For most tomato plants, the better you prune it, the better your tomato harvest is. 

Here’s some additional benefits of pruning your tomato plant:

  • Earlier harvest. Even though the difference may only be in a few days, you will likely be able to extend your growing season just a tad with proper pruning.
  • Larger fruit. The plant will tend to grow larger fruit on its existing clusters if it doesn’t have dozens of other clusters of tomatoes to supply energy to.
  • More breathability for the plant. When a tomato plant has less branches and leaves growing, it also improves the air flow for the plant and its fruit. This can help tomatoes ripen faster. It also helps decrease the chances of disease for the tomato plant. Deadly tomato diseases like downy mildew, are more prone to attack tomato plants when the leaves and plant are dense and don’t have the airflow to dry the plant out.

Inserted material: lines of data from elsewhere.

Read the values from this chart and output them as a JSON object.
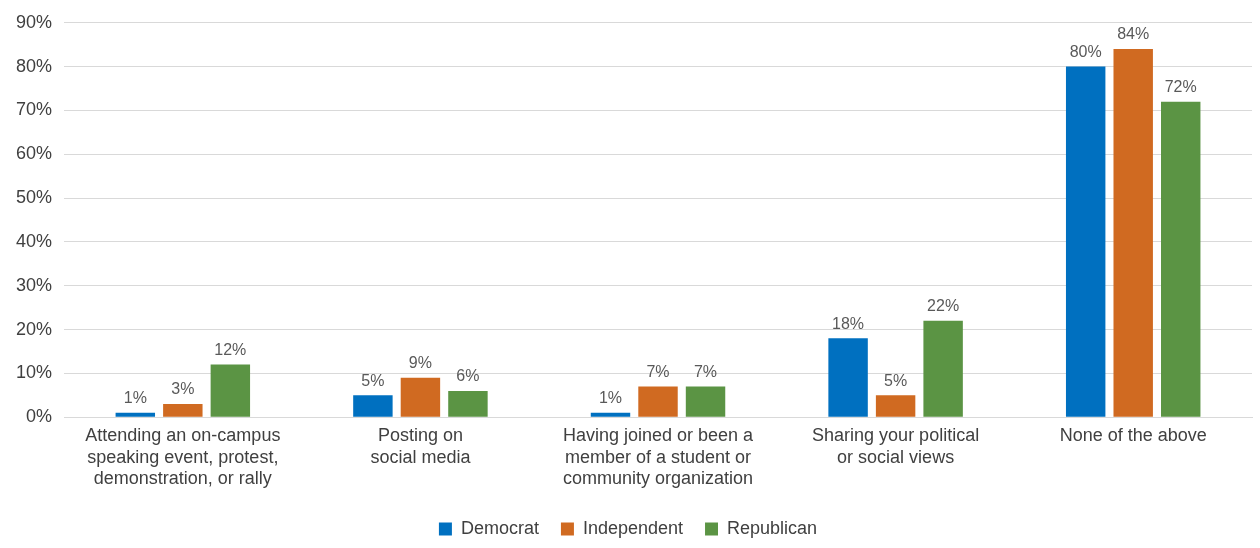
{
  "chart_data": {
    "type": "bar",
    "categories": [
      "Attending an on-campus\nspeaking event, protest,\ndemonstration, or rally",
      "Posting on\nsocial media",
      "Having joined or been a\nmember of a student or\ncommunity organization",
      "Sharing your political\nor social views",
      "None of the above"
    ],
    "series": [
      {
        "name": "Democrat",
        "color": "#0070c0",
        "values": [
          1,
          5,
          1,
          18,
          80
        ],
        "value_labels": [
          "1%",
          "5%",
          "1%",
          "18%",
          "80%"
        ]
      },
      {
        "name": "Independent",
        "color": "#d06a21",
        "values": [
          3,
          9,
          7,
          5,
          84
        ],
        "value_labels": [
          "3%",
          "9%",
          "7%",
          "5%",
          "84%"
        ]
      },
      {
        "name": "Republican",
        "color": "#5b9444",
        "values": [
          12,
          6,
          7,
          22,
          72
        ],
        "value_labels": [
          "12%",
          "6%",
          "7%",
          "22%",
          "72%"
        ]
      }
    ],
    "ylim": [
      0,
      90
    ],
    "yticks": [
      {
        "value": 0,
        "label": "0%"
      },
      {
        "value": 10,
        "label": "10%"
      },
      {
        "value": 20,
        "label": "20%"
      },
      {
        "value": 30,
        "label": "30%"
      },
      {
        "value": 40,
        "label": "40%"
      },
      {
        "value": 50,
        "label": "50%"
      },
      {
        "value": 60,
        "label": "60%"
      },
      {
        "value": 70,
        "label": "70%"
      },
      {
        "value": 80,
        "label": "80%"
      },
      {
        "value": 90,
        "label": "90%"
      }
    ],
    "grid": "y",
    "legend": "bottom"
  }
}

How to prune a tomato plant

Pruning a tomato plant is often easy to do without even tools to aid. For the little shoots, pinching off the sucker is enough to do the job. For larger shoots, the mini branch can be snapped off by placing the index finger and thumb around the sucker shoot and bending to the side until it snaps.

For larger, more mature shoots, you’ll want to be careful. Aggressive snapping can lead to snapping the main plant’s shoot. Gently pinching the sucker branch between your fingers and moving to the side until it snaps will often do the job.

Sometimes when suckers are especially mature or thick, a pruning shears is a better method than just the fingers. Pruning sheers ensure that the plant isn’t damaged, and it will quickly and easily get the job done.